14 junio, 2009

LA CONCIENCIA DEL MAL


Me adentré en la oscuridad... y ya no pienso, quizá ni pueda, volver atrás.

Mis manos acarician una caja de madera muy maltratada por el paso del tiempo.

Siento como alguna astilla se adentra en mi piel... y dejo que el dolor vaya creciendo, lentamente.

Apenas los reflejos anaranjados, de las pocas farolas que permanecen íntactas, iluminan el asfalto de la calle.

No siento temor, avanzo decidido sin conocer mi rumbo.

El tiempo parece detenido, pero el curso de los acontecimientos no entiende de segunderos que corren a velocidades monótonas.

Nadie puede verme, desaparezco en la sombras, en el tenebrismo de una noche que se antoja de verano sin serlo.

Una presencia sigue mis pasos... supongo que es el Mal. O, quizá, única y exclusivamente su conciencia.

Abro la caja.

Extraigo un bello pañuelo blanco con encaje y aprecio, acariciándola con mis secas manos, la letra bordada. Recorro sus perfiles, zigzagueantes, algo abombados, simétricos ante una hipotética línea que la partiera por su medio horizontalmente.

Recuerdo aquel amanecer, únicamente violado por el ruido del agua cayendo sobre el césped y por los vuelos de las aves soñolientas.

Y atesoro imágenes y destellos que auguro como míos, pero que se antojan ajenos (como si las sensaciones tuvieran título de propiedad cuando se viven en una especie de arrendamiento temporal o circunstancial).

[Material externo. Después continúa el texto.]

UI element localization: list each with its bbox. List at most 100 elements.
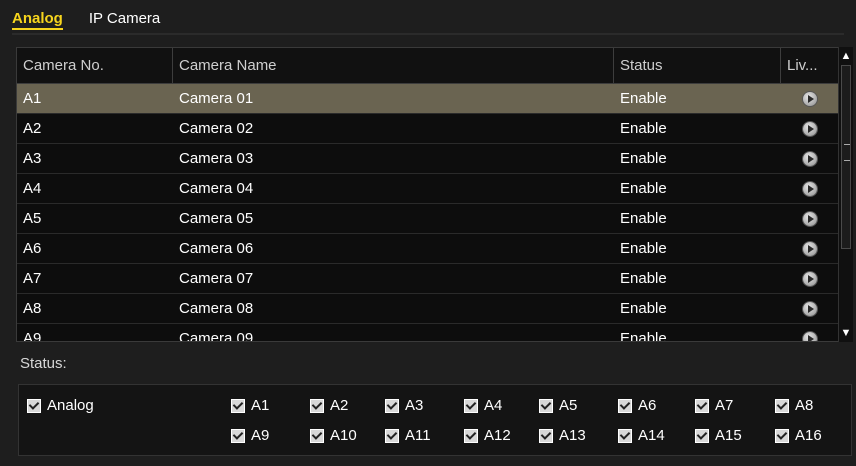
live-cell bbox=[781, 324, 838, 341]
table-header: Camera No. Camera Name Status Liv... bbox=[17, 48, 838, 84]
checkbox-checked-icon bbox=[775, 428, 789, 443]
tab-bar: Analog IP Camera bbox=[12, 8, 160, 32]
tab-analog[interactable]: Analog bbox=[12, 8, 63, 30]
channel-label: A8 bbox=[795, 397, 814, 414]
channel-checkbox-a4[interactable]: A4 bbox=[464, 397, 502, 414]
channel-label: A15 bbox=[715, 427, 742, 444]
status-cell: Enable bbox=[620, 90, 667, 107]
camera-name-cell: Camera 07 bbox=[179, 270, 254, 287]
channel-checkbox-a10[interactable]: A10 bbox=[310, 427, 357, 444]
play-icon[interactable] bbox=[802, 271, 817, 286]
status-cell: Enable bbox=[620, 240, 667, 257]
camera-no-cell: A8 bbox=[23, 300, 42, 317]
table-row[interactable]: A9 Camera 09 Enable bbox=[17, 324, 838, 342]
status-cell: Enable bbox=[620, 300, 667, 317]
table-row[interactable]: A8 Camera 08 Enable bbox=[17, 294, 838, 324]
camera-no-cell: A4 bbox=[23, 180, 42, 197]
channel-label: A5 bbox=[559, 397, 578, 414]
play-icon[interactable] bbox=[802, 301, 817, 316]
camera-no-cell: A6 bbox=[23, 240, 42, 257]
checkbox-checked-icon bbox=[695, 398, 709, 413]
channel-checkbox-a8[interactable]: A8 bbox=[775, 397, 813, 414]
channel-checkbox-a9[interactable]: A9 bbox=[231, 427, 269, 444]
camera-no-cell: A1 bbox=[23, 90, 42, 107]
checkbox-checked-icon bbox=[695, 428, 709, 443]
play-icon[interactable] bbox=[802, 241, 817, 256]
channel-label: A6 bbox=[638, 397, 657, 414]
checkbox-checked-icon bbox=[464, 428, 478, 443]
live-cell bbox=[781, 234, 838, 263]
play-icon[interactable] bbox=[802, 121, 817, 136]
status-cell: Enable bbox=[620, 210, 667, 227]
play-icon[interactable] bbox=[802, 181, 817, 196]
camera-name-cell: Camera 01 bbox=[179, 90, 254, 107]
checkbox-checked-icon bbox=[775, 398, 789, 413]
table-row[interactable]: A5 Camera 05 Enable bbox=[17, 204, 838, 234]
table-row[interactable]: A6 Camera 06 Enable bbox=[17, 234, 838, 264]
camera-no-cell: A9 bbox=[23, 330, 42, 342]
checkbox-checked-icon bbox=[231, 398, 245, 413]
channel-checkbox-a1[interactable]: A1 bbox=[231, 397, 269, 414]
checkbox-checked-icon bbox=[310, 398, 324, 413]
channel-checkbox-a12[interactable]: A12 bbox=[464, 427, 511, 444]
camera-no-cell: A7 bbox=[23, 270, 42, 287]
channel-checkbox-a16[interactable]: A16 bbox=[775, 427, 822, 444]
analog-group-label: Analog bbox=[47, 397, 94, 414]
channel-checkbox-a6[interactable]: A6 bbox=[618, 397, 656, 414]
channel-checkbox-a5[interactable]: A5 bbox=[539, 397, 577, 414]
status-cell: Enable bbox=[620, 180, 667, 197]
tab-divider bbox=[12, 33, 844, 35]
checkbox-checked-icon bbox=[231, 428, 245, 443]
checkbox-checked-icon bbox=[310, 428, 324, 443]
channel-label: A3 bbox=[405, 397, 424, 414]
camera-name-cell: Camera 04 bbox=[179, 180, 254, 197]
scroll-down-icon[interactable]: ▼ bbox=[839, 326, 853, 340]
scroll-up-icon[interactable]: ▲ bbox=[839, 49, 853, 63]
status-label: Status: bbox=[20, 355, 67, 372]
camera-name-cell: Camera 08 bbox=[179, 300, 254, 317]
status-cell: Enable bbox=[620, 120, 667, 137]
channel-checkbox-a3[interactable]: A3 bbox=[385, 397, 423, 414]
analog-group-checkbox[interactable]: Analog bbox=[27, 397, 94, 414]
play-icon[interactable] bbox=[802, 331, 817, 341]
channel-label: A14 bbox=[638, 427, 665, 444]
column-camera-no[interactable]: Camera No. bbox=[17, 48, 173, 83]
checkbox-checked-icon bbox=[385, 428, 399, 443]
camera-name-cell: Camera 09 bbox=[179, 330, 254, 342]
play-icon[interactable] bbox=[802, 151, 817, 166]
table-row[interactable]: A4 Camera 04 Enable bbox=[17, 174, 838, 204]
channel-label: A4 bbox=[484, 397, 503, 414]
checkbox-checked-icon bbox=[539, 398, 553, 413]
live-cell bbox=[781, 174, 838, 203]
checkbox-checked-icon bbox=[539, 428, 553, 443]
channel-checkbox-a15[interactable]: A15 bbox=[695, 427, 742, 444]
table-row[interactable]: A3 Camera 03 Enable bbox=[17, 144, 838, 174]
camera-table: Camera No. Camera Name Status Liv... A1 … bbox=[16, 47, 839, 342]
table-row[interactable]: A1 Camera 01 Enable bbox=[17, 84, 838, 114]
status-panel: Analog A1 A2 A3 A4 A5 A6 A7 A8 A9 A10 A1… bbox=[18, 384, 852, 456]
channel-checkbox-a14[interactable]: A14 bbox=[618, 427, 665, 444]
column-live[interactable]: Liv... bbox=[781, 48, 838, 83]
checkbox-checked-icon bbox=[385, 398, 399, 413]
camera-no-cell: A2 bbox=[23, 120, 42, 137]
channel-checkbox-a2[interactable]: A2 bbox=[310, 397, 348, 414]
checkbox-checked-icon bbox=[464, 398, 478, 413]
column-status[interactable]: Status bbox=[614, 48, 781, 83]
table-row[interactable]: A7 Camera 07 Enable bbox=[17, 264, 838, 294]
channel-checkbox-a13[interactable]: A13 bbox=[539, 427, 586, 444]
scroll-thumb[interactable] bbox=[841, 65, 851, 249]
live-cell bbox=[781, 84, 838, 113]
camera-name-cell: Camera 03 bbox=[179, 150, 254, 167]
table-row[interactable]: A2 Camera 02 Enable bbox=[17, 114, 838, 144]
play-icon[interactable] bbox=[802, 91, 817, 106]
channel-label: A1 bbox=[251, 397, 270, 414]
live-cell bbox=[781, 144, 838, 173]
play-icon[interactable] bbox=[802, 211, 817, 226]
channel-checkbox-a7[interactable]: A7 bbox=[695, 397, 733, 414]
camera-name-cell: Camera 05 bbox=[179, 210, 254, 227]
column-camera-name[interactable]: Camera Name bbox=[173, 48, 614, 83]
tab-ip-camera[interactable]: IP Camera bbox=[89, 8, 160, 27]
channel-checkbox-a11[interactable]: A11 bbox=[385, 427, 431, 444]
camera-no-cell: A3 bbox=[23, 150, 42, 167]
table-scrollbar[interactable]: ▲ ▼ bbox=[838, 47, 853, 342]
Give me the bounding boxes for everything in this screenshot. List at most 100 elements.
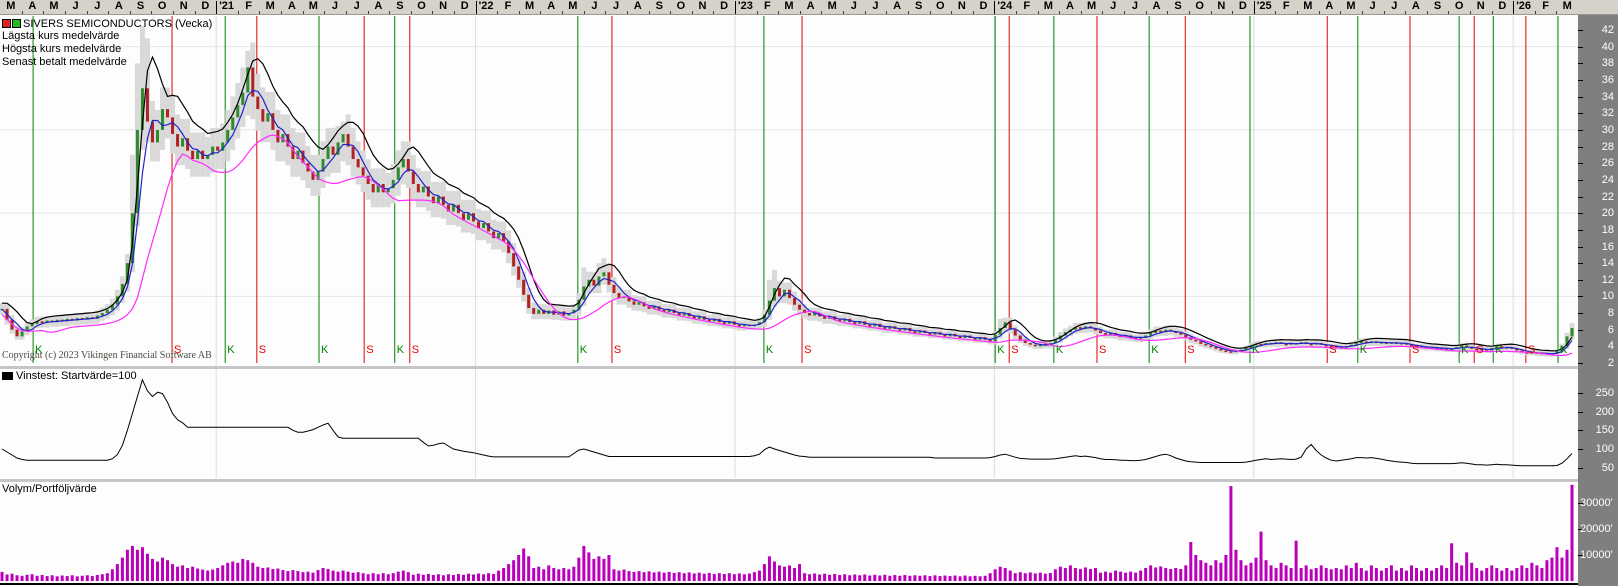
volume-bar	[723, 574, 726, 581]
candle-down	[517, 266, 520, 279]
month-label: A	[281, 0, 303, 13]
volume-bar	[1500, 571, 1503, 581]
buy-signal-label: K	[1056, 344, 1063, 357]
sell-signal-label: S	[1329, 344, 1336, 357]
candle-down	[352, 147, 355, 159]
volume-bar	[16, 575, 19, 581]
volume-bar	[713, 574, 716, 581]
candle-down	[367, 176, 370, 184]
volume-bar	[327, 569, 330, 581]
volume-bar	[392, 573, 395, 581]
volume-bar	[11, 574, 14, 581]
volume-bar	[352, 573, 355, 581]
volume-bar	[1415, 568, 1418, 581]
volume-bar	[1310, 569, 1313, 581]
buy-signal-label: K	[997, 344, 1004, 357]
volume-bar	[1074, 568, 1077, 581]
volume-bar	[256, 567, 259, 581]
month-label: A	[22, 0, 44, 13]
vinstest-legend-icon	[2, 372, 13, 380]
main-vinstest-separator	[0, 366, 1578, 369]
candle-up	[602, 272, 605, 276]
legend-line-last-ma: Senast betalt medelvärde	[2, 56, 212, 69]
candle-down	[868, 325, 871, 327]
candle-down	[357, 159, 360, 167]
buy-signal-label: K	[1461, 344, 1468, 357]
volume-bar	[322, 568, 325, 581]
volume-bar	[572, 567, 575, 581]
axis-tick-label: 10	[1580, 290, 1614, 303]
volume-bar	[156, 562, 159, 582]
volume-bar	[562, 568, 565, 581]
volume-bar	[1290, 568, 1293, 581]
month-label: S	[1427, 0, 1449, 13]
volume-bar	[768, 556, 771, 581]
volume-bar	[517, 555, 520, 581]
volume-bar	[1450, 543, 1453, 581]
volume-bar	[1059, 567, 1062, 581]
sell-signal-label: S	[1476, 344, 1483, 357]
volume-bar	[818, 575, 821, 582]
volume-bar	[226, 563, 229, 581]
volume-bar	[888, 576, 891, 581]
volume-bar	[1350, 568, 1353, 581]
volume-bar	[281, 570, 284, 581]
volume-bar	[1445, 568, 1448, 581]
volume-bar	[21, 576, 24, 581]
volume-bar	[1174, 568, 1177, 581]
candle-down	[216, 147, 219, 151]
month-label: A	[886, 0, 908, 13]
volume-bar	[211, 570, 214, 581]
volume-bar	[1009, 571, 1012, 581]
month-label: M	[1297, 0, 1319, 13]
volume-bar	[974, 576, 977, 581]
volume-bar	[1094, 568, 1097, 581]
candle-down	[798, 305, 801, 310]
volume-bar	[236, 563, 239, 581]
volume-bar	[457, 574, 460, 581]
month-label: M	[1038, 0, 1060, 13]
sell-signal-label: S	[1187, 344, 1194, 357]
axis-tick-label: 4	[1580, 340, 1614, 353]
volume-bar	[1405, 571, 1408, 581]
month-label: D	[1232, 0, 1254, 13]
candle-down	[823, 316, 826, 318]
volume-bar	[1239, 560, 1242, 581]
volume-bar	[944, 576, 947, 581]
year-separator	[994, 1, 995, 14]
legend-line-highest-ma: Högsta kurs medelvärde	[2, 43, 212, 56]
volume-bar	[387, 574, 390, 581]
month-label: M	[519, 0, 541, 13]
vinstest-volume-separator	[0, 479, 1578, 482]
volume-bar	[1571, 485, 1574, 581]
volume-bar	[26, 575, 29, 581]
month-label: S	[1167, 0, 1189, 13]
volume-bar	[507, 564, 510, 581]
volume-bar	[462, 575, 465, 581]
candle-up	[196, 151, 199, 159]
volume-bar	[1410, 565, 1413, 581]
candle-down	[512, 253, 515, 266]
candle-up	[327, 147, 330, 159]
axis-tick-label: 40	[1580, 41, 1614, 54]
volume-bar	[1049, 573, 1052, 581]
volume-bar	[447, 574, 450, 581]
month-label: A	[368, 0, 390, 13]
month-label: O	[411, 0, 433, 13]
volume-bar	[698, 573, 701, 581]
volume-bar	[668, 572, 671, 581]
volume-bar	[1480, 571, 1483, 581]
chart-canvas	[0, 0, 1618, 586]
volume-bar	[266, 567, 269, 581]
candle-up	[397, 167, 400, 179]
volume-bar	[1390, 565, 1393, 581]
axis-tick-label: 18	[1580, 224, 1614, 237]
volume-bar	[788, 565, 791, 581]
volume-bar	[959, 576, 962, 581]
candle-down	[1224, 351, 1227, 353]
volume-bar	[1375, 568, 1378, 581]
volume-bar	[241, 559, 244, 581]
volume-bar	[186, 568, 189, 581]
volume-bar	[1510, 571, 1513, 581]
volume-bar	[828, 575, 831, 581]
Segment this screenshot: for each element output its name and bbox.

La presencia me habla en un lenguaje confuso.

Niego y me limito a arrojarle la caja, apretando el pañuelo contra mi pecho, como esperando que la letra fuese de fuego y pudiese estamparse en mis entrañas. O, al menos, que consiga dejar su rastro en mis ropas y esa nimiedad sea útil para aferrarse a la verdad.

En dos lugares muy separados del Mundo amanece con una hora de diferencia.

Y el silencio y la ceguera abrazan a la confianza.
La presencia vuelve a visitarme y únicamente de mis labios, musitada, sólo una pregunta que, ahora, no consigo recordar.